[polly] r238088 - Enable scalar and PHI code generation for Polly

Tobias Grosser tobias at grosser.es
Sat May 23 04:41:22 PDT 2015


On 05/23/2015 05:34 AM, Tobias Grosser wrote:
> Author: grosser
> Date: Fri May 22 22:34:41 2015
> New Revision: 238088
>
> URL: http://llvm.org/viewvc/llvm-project?rev=238088&view=rev
> Log:
> Enable scalar and PHI code generation for Polly
>
> The feature itself has been committed by Johannes in r238070. As this is the
> way forward, we now enable it to ensure we get test coverage.
>
> Thank you Johannes for this nice work!

And here the performance results:

A) clang -O3 -mllvm -polly (before vs. after this commit):

http://llvm.org/perf/db_default/v4/nts/27114?num_comparison_runs=0&test_filter=&test_min_value_filter=&aggregation_fn=median&MW_confidence_lv=0.01&compare_to=27106&submit=Update

B1) clang O3 vs clang -O3 -polly (after the change)

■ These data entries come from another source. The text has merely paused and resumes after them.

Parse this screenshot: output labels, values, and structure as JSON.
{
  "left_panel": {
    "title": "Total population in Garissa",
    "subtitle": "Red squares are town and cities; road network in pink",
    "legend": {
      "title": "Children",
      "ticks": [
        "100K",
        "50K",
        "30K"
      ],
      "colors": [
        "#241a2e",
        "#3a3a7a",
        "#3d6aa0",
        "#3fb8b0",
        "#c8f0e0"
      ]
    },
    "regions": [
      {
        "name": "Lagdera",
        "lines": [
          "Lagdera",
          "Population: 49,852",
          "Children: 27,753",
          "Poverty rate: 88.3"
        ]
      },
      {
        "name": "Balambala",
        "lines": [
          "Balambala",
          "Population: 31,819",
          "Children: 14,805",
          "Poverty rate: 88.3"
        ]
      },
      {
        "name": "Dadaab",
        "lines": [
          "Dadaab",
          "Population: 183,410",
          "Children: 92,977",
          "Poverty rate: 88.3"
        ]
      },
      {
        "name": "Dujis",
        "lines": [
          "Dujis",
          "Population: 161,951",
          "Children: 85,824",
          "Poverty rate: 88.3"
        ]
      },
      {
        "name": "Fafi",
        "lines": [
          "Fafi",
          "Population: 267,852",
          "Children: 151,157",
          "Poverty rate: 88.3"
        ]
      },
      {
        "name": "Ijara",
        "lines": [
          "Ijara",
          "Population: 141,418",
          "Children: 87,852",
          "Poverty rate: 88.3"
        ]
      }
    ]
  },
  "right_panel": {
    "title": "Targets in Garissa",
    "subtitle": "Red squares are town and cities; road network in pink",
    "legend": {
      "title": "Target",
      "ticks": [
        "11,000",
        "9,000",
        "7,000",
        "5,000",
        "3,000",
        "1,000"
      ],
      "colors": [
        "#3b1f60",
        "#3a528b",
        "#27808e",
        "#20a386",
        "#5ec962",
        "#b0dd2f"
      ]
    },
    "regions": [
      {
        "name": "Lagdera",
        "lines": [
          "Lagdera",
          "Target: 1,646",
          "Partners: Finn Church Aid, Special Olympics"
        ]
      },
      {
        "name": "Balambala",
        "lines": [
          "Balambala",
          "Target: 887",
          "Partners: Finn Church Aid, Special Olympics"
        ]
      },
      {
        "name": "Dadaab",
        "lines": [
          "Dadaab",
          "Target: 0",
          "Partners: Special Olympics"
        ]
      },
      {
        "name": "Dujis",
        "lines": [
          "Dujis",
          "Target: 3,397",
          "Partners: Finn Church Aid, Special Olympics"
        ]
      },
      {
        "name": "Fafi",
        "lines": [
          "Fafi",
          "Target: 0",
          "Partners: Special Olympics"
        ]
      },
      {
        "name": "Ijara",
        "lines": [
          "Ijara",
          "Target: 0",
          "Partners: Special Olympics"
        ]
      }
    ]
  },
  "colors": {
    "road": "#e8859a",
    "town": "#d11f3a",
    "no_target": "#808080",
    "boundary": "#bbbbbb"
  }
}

http://llvm.org/perf/db_default/v4/nts/27114?num_comparison_runs=0&test_filter=&test_min_value_filter=&aggregation_fn=median&MW_confidence_lv=0.01&compare_to=27113&submit=Update

B2) clang O3 vs clang -O3 -polly (before the change)

http://llvm.org/perf/db_default/v4/nts/27106?num_comparison_runs=0&test_filter=&test_min_value_filter=&aggregation_fn=median&MW_confidence_lv=0.01&compare_to=27113&submit=Update

Chart A shows 114 performance improvements vs just 7 performance 
regressions (mostly compile-time performance) with around 30 test cases
reducing compile time between 10 and 30%. Most of these are short 
running test cases, but with MultiSource/Applications/sgefa/sgefa we 
also have a test case where we save over 500ms.

Comparing chart B1 and B2 we see that number of performance regressions 
compared to clang -O3 is reduced from 254 to just 185. This again mostly 
affects compile time, but also several run-time numbers have been improved.

The run-time performance benefits enabled by Polly are not negatively 
affected.

The primary goals of this change where to make Polly useful as an
analysis as well as to avoid spurious modifications to the code. Seeing 
performance improvements is a nice side-effect, but we should keep our 
eyes open to verify they do not (in-parts) come from a reduced number of 
detected scops.

Overall I am very happy with this change. Thanks Johannes for putting it in!